変えることが主体だったカワサキ・ニンジャGPZ900Rのカスタムは、今や性能を高めつついかに延命するか、古びない感じにするかを軸にシフトしてきた。そのためにどうすればいいのか? 主立ったニンジャ系ショップの最新手法を見ていこう。今回はカスタムパーツが豊富という枠にとどまらず、エンジンを主に後継機種のパーツが使える点を軸に広がったニンジャカスタムの利点を生かすにはどうすればいいか? マーベラスエンジニアリングが考える、ニンジャカスタムを前編・後編に分けて紹介する。

どこを狙うかでカワサキ・ニンジャのカスタムは変わる

カスタムには流行の波がある。
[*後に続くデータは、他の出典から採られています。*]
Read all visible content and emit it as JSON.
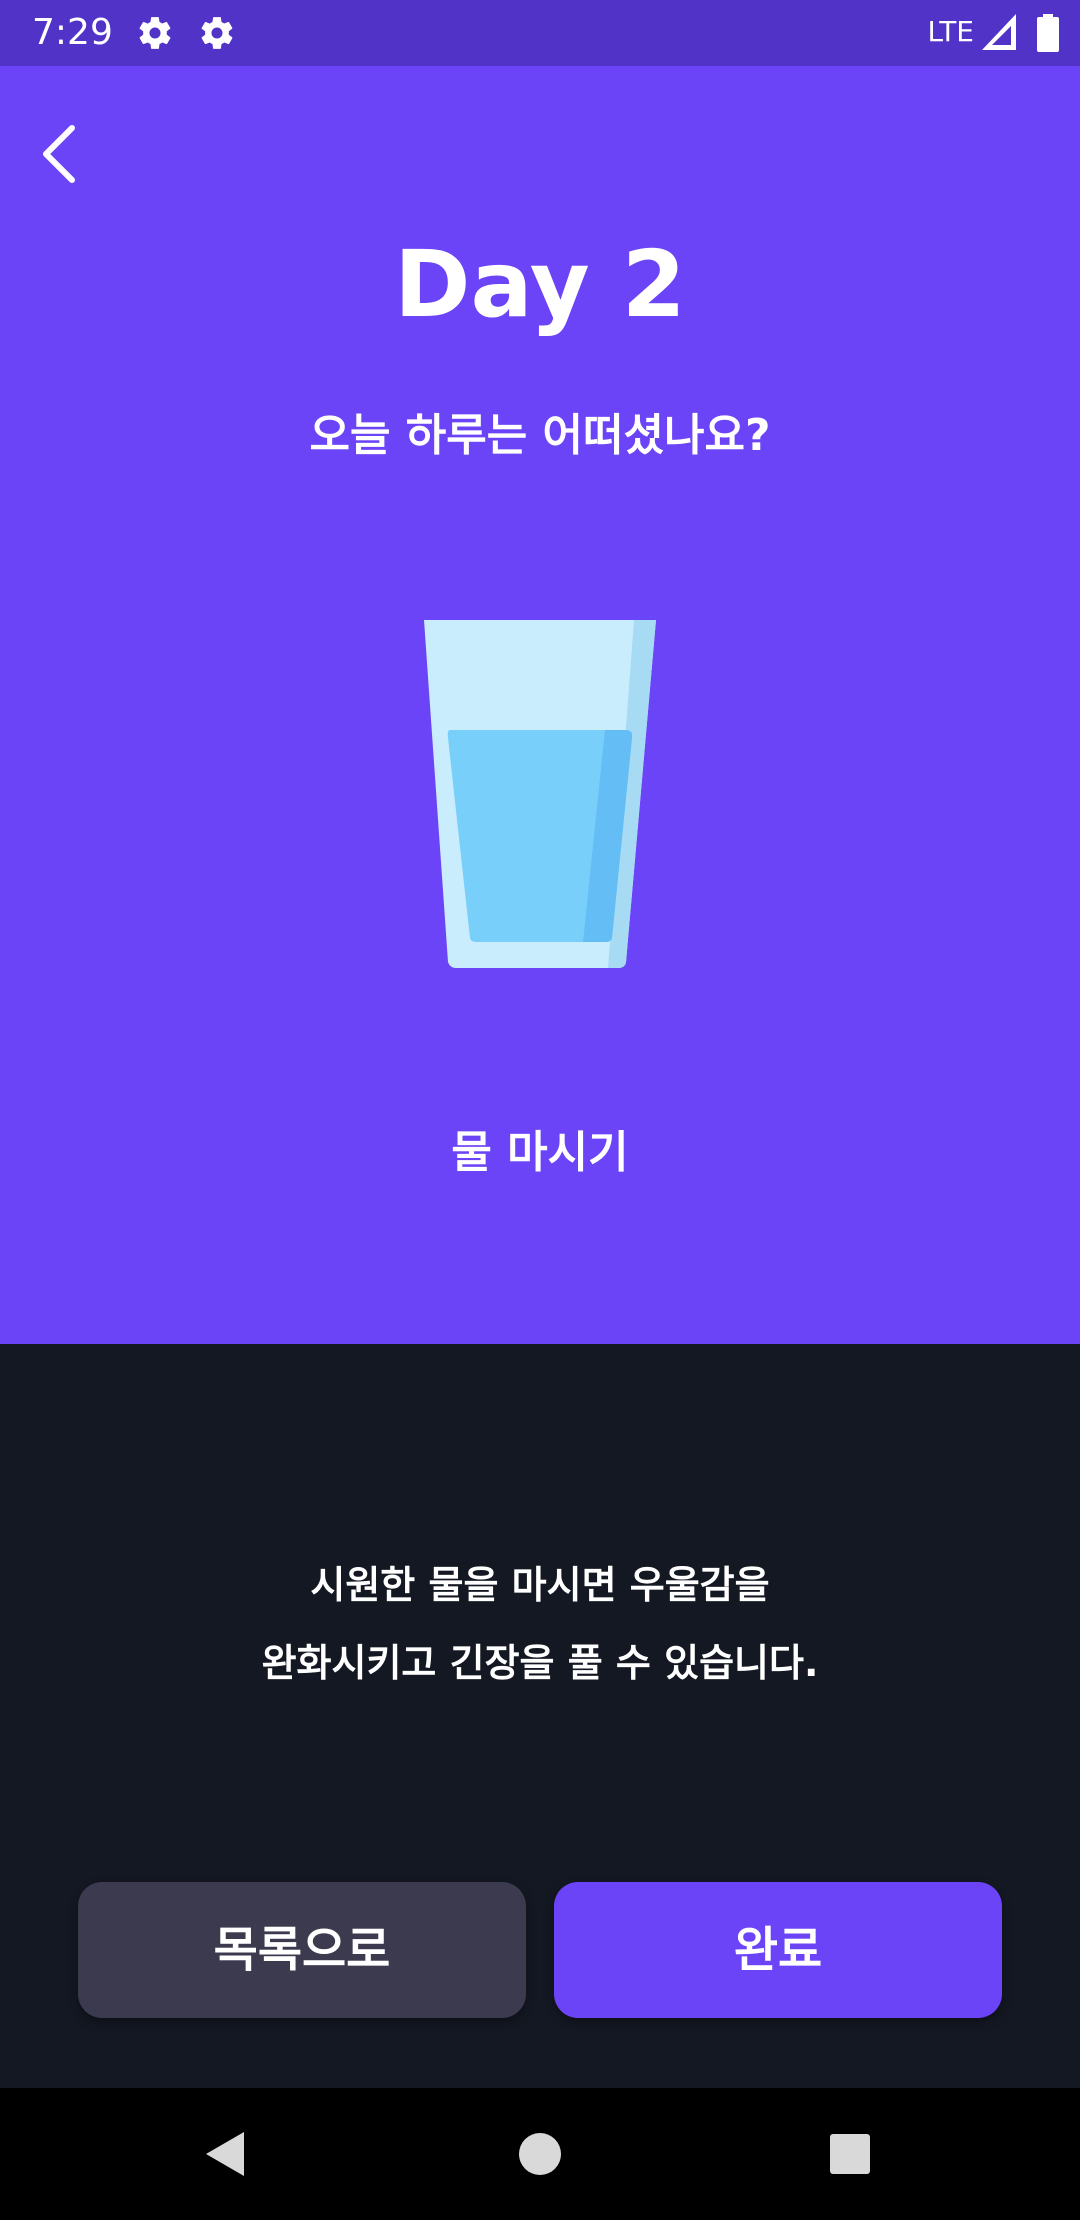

ニンジャで言うなら、後継機エンジン搭載での動力性能向上や足まわりの換装、バーハンドルにアンダーカウル撤去。そうした一定のスタイルが発展定着した後、逆にノーマル回帰で排気量も上げずアンダーカウルも外さないという車両も目立つようになってきた。

「実際その通りで、少し前のZを見ているようです。ニンジャが旧車の域に入ってきたんでしょう」マーベラスエンジニアリングの折目さんは言う。ニンジャに長年乗ってきた目にもそう映るようだ。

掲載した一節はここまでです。